Bolsonaro has already stated that he intends to veto the extension of the emergency aid if Congress decides to maintain the current amount. In a technical note, the research network suggests as a solution the creation of an emergency contribution that taxes the income of the wealthiest to extend the program without severely unbalancing public accounts.

“The basic emergency income is interesting because it has actually worked, despite the implementation issues that have affected the people who have no bank accounts. It kept the most harmful consequences of the pandemic for the poorest,” explains Rogério Barbosa, a post-doctoral researcher at the Metropolis Study Center (USP) and one of the people responsible for the note. “We are in an extreme condition, a benefit higher than R$300 is needed. I’m not sure it would be R$600, but R$300 is not much”, he adds.

In his opinion, the benefit is even greater than the average loss of household income precisely because it has a preventive goal from an epidemiological perspective. “The goal is not only to restore income, but also to make people stay home. So an incentive is required,” he completes.

Bolsonaro has already stated that he intends to veto the extension of the emergency aid if Congress decides to maintain the current amount.
Bolsonaro has already stated that he intends to veto the extension of the emergency aid if Congress decides to maintain the current amount. (Photo: internet reproduction)

Permanent minimum income

In addition to discussing the benefit’s extension, the concept of creating a permanent minimum income for the most vulnerable population in Brazil is back on the debate table for economists and legislators. For Marcelo Neri, director of FGV Social and a well-known scholar on poverty and inequality, the emergency aid is proving significant, but it should not be used to create a universal minimum income.

“The emergency benefit is quite generous given the crisis, but using this record and method to design the future of a social policy is risky. It’s not something to be undertaken in the heat of a pandemic,” he explains.

Neri believes the registration of all Brazilians needs to be improved and bets on an enhanced version of the Bolsa Família (Family Grant). “I think we can do more than provide a minimum income, giving more to those who have less is something more satisfactory than an equal benefit for everyone.”

“The increase in extreme poverty stems from the decline in the family grant. The benefit amount today is 18.8 percent lower than it was in 2014, a line of 1.5 million people out of the program was formed last year.

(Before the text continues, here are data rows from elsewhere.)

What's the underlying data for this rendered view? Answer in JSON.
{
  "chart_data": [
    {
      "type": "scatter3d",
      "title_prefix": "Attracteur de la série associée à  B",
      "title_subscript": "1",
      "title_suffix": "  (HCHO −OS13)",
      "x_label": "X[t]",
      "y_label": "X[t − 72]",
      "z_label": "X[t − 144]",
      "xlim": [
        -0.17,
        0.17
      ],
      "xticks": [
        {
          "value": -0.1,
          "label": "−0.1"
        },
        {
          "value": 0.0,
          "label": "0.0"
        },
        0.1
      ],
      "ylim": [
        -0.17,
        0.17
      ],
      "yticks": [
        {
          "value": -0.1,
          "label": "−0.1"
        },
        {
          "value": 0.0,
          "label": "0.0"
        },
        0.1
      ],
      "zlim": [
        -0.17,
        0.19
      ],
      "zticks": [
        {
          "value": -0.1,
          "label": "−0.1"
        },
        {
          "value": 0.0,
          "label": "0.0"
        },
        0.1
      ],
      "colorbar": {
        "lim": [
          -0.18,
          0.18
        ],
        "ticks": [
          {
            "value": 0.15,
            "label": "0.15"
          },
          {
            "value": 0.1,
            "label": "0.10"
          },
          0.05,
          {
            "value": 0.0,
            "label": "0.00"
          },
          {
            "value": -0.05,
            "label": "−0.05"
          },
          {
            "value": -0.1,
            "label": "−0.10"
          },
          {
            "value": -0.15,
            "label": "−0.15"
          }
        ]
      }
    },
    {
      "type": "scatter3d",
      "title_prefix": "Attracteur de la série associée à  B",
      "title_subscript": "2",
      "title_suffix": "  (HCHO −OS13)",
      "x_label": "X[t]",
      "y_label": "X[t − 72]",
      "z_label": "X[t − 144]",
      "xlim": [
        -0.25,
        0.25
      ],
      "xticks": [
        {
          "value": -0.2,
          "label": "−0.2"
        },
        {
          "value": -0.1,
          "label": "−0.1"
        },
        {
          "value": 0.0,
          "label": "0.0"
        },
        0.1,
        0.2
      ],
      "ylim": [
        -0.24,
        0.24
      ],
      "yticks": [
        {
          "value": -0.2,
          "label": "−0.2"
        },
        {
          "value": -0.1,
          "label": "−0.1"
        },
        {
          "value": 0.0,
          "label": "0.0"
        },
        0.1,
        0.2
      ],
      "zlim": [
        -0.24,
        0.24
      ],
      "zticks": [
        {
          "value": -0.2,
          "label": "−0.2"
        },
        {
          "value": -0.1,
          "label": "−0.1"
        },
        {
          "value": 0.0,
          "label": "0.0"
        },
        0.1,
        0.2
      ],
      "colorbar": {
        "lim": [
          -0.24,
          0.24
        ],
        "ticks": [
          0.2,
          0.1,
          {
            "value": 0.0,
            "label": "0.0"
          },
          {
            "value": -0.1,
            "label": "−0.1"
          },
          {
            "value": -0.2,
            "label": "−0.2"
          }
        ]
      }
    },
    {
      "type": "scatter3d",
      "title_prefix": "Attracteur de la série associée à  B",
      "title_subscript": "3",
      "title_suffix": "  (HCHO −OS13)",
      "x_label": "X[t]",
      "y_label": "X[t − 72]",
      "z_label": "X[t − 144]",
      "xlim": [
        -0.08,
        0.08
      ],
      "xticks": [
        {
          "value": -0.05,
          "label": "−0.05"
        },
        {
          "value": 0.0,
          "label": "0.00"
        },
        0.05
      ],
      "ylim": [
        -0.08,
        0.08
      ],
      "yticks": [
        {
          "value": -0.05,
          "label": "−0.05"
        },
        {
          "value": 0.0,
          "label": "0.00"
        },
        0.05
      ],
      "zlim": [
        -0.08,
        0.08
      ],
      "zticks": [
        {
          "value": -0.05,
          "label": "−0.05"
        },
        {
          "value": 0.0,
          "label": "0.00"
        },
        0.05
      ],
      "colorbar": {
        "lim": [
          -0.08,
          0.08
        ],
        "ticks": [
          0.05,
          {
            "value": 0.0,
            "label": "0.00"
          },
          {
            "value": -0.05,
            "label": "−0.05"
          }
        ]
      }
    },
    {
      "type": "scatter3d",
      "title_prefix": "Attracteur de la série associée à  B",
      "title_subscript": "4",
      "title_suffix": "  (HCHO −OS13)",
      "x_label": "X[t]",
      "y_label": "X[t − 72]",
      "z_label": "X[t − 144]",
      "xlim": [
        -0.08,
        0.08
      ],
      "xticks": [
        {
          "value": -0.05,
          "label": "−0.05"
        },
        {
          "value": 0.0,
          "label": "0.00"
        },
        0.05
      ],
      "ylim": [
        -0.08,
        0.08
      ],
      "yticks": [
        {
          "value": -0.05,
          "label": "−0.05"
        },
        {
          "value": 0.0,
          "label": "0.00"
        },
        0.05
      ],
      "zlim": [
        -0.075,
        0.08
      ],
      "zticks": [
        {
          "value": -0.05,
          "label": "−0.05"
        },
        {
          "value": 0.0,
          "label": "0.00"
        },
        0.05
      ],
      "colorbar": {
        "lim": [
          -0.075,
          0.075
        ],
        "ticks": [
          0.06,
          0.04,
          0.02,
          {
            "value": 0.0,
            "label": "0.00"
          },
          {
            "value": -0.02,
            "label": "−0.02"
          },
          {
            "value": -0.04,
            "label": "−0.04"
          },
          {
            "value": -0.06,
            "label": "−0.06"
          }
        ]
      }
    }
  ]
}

The best solution is to expand the program,” he says.

Debora Cardoso says the debate on a minimum income is required for the Brazilian economy just as it is for the rest of the world, as we are undergoing a process of new work dynamics, in which there is great variation of people entering and leaving poverty. The crisis triggered by the coronavirus is currently causing a deep fluctuation.

However, the researcher agrees that a policy along the lines of the aid is geared towards a time of calamity and fiscally unfeasible for a permanent program. She advocates a minimum income focused on poorer families with children. “So you design a smaller, cheaper program that is fiscally feasible. But you can’t think of a debt path like now,” she notes.

“You have to think about a progressive tax reform precisely to fund a program. Is the minimum income unpayable? It depends on the design”, she adds.